Further research is necessary to test the effects of factors that were not controlled in this study, i.e., diet, daily life-style (including sports). Optimally this study would be repeated with a larger subject population for a longer period. The study would also mimic the training protocols performed on ISS. Astronauts will train both upper and lower extremities, six days a week. Biomechanical analyses, combined with bone modeling studies would provide detailed information about the exercises and their impact on the musculoskeletal system.
Since it is highly unlikely that there is an all encompassing type of exercise capable of counteracting microgravity-induced deficiencies in the cardiovascular, vestibular, neuromotor and musculoskeletal systems studies should be undertaken to take advantage of the technologies currently being developed to produce forms of artificial gravity via the use of exercise-cycling (DiPramprero, 1994 and DiPramprero and Antonutto, 1997) and other devices that have the potential to transiently generate g-forces known to positively impact on these systems, while simultaneously providing an exercise stimulus mimicking that currently seen with most conventional devices.
For a Resistive Exercise Device this implies that the current design should be "up-graded" towards, or replaced by, a device that will meet the requirements originally set by the Human Research Facility. A next-generation Resistance Exercise device should have a higher maximal capacity, should allow a more functional ROM, should provide more force during the lower parts of the range of motion and should allow higher eccentric forces during the descending phases of the exercises.

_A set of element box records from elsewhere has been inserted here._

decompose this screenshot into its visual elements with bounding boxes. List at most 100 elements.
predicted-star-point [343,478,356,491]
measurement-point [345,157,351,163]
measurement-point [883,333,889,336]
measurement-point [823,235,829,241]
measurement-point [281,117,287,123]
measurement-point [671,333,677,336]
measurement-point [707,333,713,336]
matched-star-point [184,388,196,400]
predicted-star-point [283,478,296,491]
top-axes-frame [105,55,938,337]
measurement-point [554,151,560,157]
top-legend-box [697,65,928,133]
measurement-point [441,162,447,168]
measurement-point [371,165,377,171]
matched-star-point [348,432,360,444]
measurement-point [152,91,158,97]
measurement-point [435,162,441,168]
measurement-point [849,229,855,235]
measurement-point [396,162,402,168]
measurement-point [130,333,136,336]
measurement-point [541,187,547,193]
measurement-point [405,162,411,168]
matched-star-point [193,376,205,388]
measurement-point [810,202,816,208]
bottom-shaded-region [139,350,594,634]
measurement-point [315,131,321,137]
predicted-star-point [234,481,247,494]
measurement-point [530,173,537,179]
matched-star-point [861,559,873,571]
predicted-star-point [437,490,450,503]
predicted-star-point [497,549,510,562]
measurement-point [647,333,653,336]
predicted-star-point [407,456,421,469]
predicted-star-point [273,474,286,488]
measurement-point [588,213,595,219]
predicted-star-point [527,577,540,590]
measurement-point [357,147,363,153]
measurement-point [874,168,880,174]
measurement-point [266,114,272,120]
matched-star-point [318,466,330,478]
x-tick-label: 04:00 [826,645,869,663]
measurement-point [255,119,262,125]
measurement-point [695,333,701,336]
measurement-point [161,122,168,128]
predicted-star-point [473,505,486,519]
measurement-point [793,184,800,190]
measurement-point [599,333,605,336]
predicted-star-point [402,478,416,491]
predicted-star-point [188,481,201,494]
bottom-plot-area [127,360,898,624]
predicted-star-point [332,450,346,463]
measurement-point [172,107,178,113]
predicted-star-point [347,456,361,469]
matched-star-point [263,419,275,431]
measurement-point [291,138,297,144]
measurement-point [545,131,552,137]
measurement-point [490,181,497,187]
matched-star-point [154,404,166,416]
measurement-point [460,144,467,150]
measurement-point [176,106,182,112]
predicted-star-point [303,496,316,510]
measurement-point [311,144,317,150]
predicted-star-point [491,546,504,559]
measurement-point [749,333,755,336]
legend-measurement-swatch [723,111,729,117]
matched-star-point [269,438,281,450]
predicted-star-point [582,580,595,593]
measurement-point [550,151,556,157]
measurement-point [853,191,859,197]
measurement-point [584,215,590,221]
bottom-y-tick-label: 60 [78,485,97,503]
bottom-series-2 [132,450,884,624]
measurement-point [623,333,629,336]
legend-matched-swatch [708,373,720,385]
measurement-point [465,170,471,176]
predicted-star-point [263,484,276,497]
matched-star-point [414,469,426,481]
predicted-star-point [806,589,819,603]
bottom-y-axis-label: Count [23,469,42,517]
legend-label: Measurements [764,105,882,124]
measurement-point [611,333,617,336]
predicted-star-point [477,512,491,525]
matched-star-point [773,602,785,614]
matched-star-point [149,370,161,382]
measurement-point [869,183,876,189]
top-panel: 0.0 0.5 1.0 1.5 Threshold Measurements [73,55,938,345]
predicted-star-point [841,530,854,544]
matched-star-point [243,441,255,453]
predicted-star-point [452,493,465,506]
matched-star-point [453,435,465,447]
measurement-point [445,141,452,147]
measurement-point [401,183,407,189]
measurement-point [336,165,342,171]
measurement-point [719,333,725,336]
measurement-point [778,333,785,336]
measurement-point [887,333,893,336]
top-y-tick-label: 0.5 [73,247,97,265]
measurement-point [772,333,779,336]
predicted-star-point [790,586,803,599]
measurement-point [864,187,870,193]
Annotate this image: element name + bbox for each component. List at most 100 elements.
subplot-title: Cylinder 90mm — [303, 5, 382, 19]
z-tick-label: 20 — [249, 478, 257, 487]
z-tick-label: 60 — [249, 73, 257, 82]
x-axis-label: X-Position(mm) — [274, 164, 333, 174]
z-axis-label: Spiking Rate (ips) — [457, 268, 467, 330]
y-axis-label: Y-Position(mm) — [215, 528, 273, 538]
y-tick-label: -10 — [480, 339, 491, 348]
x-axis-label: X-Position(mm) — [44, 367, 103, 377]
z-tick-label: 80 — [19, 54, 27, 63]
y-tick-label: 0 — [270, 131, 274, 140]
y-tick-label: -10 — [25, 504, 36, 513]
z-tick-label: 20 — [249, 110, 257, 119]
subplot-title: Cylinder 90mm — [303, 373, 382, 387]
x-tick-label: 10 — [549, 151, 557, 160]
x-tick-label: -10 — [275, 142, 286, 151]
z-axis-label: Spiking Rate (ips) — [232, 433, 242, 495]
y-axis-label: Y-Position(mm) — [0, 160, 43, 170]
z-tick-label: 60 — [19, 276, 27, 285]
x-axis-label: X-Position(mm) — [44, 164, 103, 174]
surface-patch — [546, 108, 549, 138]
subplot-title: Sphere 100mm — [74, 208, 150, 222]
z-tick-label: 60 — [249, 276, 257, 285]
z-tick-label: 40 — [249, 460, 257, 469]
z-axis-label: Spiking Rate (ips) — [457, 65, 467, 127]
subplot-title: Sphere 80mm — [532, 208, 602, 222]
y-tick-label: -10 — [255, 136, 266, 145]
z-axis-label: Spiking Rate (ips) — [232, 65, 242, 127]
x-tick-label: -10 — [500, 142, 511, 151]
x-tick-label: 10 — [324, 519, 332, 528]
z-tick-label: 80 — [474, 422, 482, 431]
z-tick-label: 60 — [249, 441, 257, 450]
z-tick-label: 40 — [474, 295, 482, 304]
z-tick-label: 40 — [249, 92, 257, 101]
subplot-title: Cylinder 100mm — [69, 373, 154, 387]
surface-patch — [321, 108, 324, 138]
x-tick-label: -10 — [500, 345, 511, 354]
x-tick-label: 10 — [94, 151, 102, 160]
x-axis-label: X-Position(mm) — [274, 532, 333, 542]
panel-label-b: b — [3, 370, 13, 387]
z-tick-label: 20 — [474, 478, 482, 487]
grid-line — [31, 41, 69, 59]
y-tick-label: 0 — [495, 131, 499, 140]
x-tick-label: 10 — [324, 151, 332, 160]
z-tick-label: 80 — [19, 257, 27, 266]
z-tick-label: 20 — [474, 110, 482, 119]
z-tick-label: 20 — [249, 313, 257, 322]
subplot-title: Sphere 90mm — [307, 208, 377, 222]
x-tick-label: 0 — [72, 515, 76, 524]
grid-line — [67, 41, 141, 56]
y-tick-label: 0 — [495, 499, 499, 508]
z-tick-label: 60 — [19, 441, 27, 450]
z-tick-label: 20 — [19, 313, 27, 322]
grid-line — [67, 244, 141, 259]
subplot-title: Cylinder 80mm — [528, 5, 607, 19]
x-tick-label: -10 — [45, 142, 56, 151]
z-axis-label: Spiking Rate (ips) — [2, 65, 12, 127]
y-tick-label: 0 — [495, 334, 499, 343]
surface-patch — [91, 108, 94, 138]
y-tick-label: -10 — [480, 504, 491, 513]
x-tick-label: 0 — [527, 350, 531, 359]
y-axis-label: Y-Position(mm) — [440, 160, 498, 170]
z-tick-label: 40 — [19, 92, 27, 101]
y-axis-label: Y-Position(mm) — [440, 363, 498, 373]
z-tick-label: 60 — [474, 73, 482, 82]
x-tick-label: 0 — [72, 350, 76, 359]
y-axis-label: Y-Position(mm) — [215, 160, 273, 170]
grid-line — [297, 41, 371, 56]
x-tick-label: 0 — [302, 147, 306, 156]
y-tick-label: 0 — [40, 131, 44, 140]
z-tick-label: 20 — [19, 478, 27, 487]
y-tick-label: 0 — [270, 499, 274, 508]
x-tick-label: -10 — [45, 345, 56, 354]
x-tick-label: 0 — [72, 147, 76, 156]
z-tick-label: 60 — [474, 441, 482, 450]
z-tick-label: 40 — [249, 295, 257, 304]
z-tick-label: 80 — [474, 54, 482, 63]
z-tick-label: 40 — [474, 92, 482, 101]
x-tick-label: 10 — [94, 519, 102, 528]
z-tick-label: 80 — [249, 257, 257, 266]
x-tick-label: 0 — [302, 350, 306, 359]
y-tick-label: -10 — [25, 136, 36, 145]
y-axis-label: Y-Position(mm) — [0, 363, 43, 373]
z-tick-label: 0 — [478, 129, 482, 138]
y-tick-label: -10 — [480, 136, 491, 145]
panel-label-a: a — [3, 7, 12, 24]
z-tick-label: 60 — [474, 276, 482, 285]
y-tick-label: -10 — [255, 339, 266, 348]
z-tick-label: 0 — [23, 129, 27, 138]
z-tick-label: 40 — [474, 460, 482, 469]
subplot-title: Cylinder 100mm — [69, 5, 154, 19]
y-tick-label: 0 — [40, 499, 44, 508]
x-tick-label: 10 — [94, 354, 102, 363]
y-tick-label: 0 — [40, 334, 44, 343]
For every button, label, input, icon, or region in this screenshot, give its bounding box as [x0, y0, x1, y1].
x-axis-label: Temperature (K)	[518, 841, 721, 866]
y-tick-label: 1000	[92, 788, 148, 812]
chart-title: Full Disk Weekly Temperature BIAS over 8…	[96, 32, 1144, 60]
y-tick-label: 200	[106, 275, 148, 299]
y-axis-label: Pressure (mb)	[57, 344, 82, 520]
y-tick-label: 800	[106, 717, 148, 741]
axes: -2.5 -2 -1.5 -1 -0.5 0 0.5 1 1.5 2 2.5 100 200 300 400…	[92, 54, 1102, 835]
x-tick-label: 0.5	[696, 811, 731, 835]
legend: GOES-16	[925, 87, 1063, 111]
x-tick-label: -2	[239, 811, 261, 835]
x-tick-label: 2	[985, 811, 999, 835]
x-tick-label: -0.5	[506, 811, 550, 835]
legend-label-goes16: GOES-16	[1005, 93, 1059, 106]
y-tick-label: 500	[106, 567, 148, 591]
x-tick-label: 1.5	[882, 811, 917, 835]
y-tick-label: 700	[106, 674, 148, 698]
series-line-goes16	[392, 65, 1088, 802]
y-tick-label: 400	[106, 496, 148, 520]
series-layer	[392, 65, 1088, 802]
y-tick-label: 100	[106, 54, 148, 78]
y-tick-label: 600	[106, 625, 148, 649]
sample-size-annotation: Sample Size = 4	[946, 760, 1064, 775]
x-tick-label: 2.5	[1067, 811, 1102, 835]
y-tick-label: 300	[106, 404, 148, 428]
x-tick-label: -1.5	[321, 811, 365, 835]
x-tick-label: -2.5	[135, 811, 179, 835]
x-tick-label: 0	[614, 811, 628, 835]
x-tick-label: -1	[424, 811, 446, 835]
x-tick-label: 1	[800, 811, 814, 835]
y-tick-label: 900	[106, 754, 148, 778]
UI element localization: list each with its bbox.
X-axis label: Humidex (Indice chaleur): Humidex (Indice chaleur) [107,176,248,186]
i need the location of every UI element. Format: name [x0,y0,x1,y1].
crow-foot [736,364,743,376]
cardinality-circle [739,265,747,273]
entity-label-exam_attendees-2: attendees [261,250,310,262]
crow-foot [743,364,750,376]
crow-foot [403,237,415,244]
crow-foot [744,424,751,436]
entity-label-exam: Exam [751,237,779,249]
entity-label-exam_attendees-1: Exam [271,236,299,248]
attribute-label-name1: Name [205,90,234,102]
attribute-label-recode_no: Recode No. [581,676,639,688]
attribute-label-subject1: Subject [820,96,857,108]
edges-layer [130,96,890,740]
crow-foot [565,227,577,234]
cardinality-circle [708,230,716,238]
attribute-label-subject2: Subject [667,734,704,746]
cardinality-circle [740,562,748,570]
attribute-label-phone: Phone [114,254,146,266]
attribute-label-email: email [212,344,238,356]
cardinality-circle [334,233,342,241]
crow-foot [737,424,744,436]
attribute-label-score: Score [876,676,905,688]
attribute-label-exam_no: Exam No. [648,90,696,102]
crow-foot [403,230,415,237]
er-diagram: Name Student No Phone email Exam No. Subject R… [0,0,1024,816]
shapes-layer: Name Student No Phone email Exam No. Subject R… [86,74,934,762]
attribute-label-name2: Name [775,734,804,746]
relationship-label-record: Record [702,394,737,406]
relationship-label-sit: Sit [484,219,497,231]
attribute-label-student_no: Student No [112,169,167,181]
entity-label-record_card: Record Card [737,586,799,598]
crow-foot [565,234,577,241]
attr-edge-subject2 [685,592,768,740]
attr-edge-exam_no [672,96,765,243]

In order to assure astronauts safety, the line of force should be directed more posterior during the squat exercise by for example using a Smith Machine-like configuration, or by improving the design of the currently used squat harness.
Furthermore, an instrumented RED with both manual and software control (including uplink and downlink) capabilities should be developed to monitor angles, velocities and forces/torques as a function of time during a specific exercise, to safely and adequately adjust resistive parameters, if needed.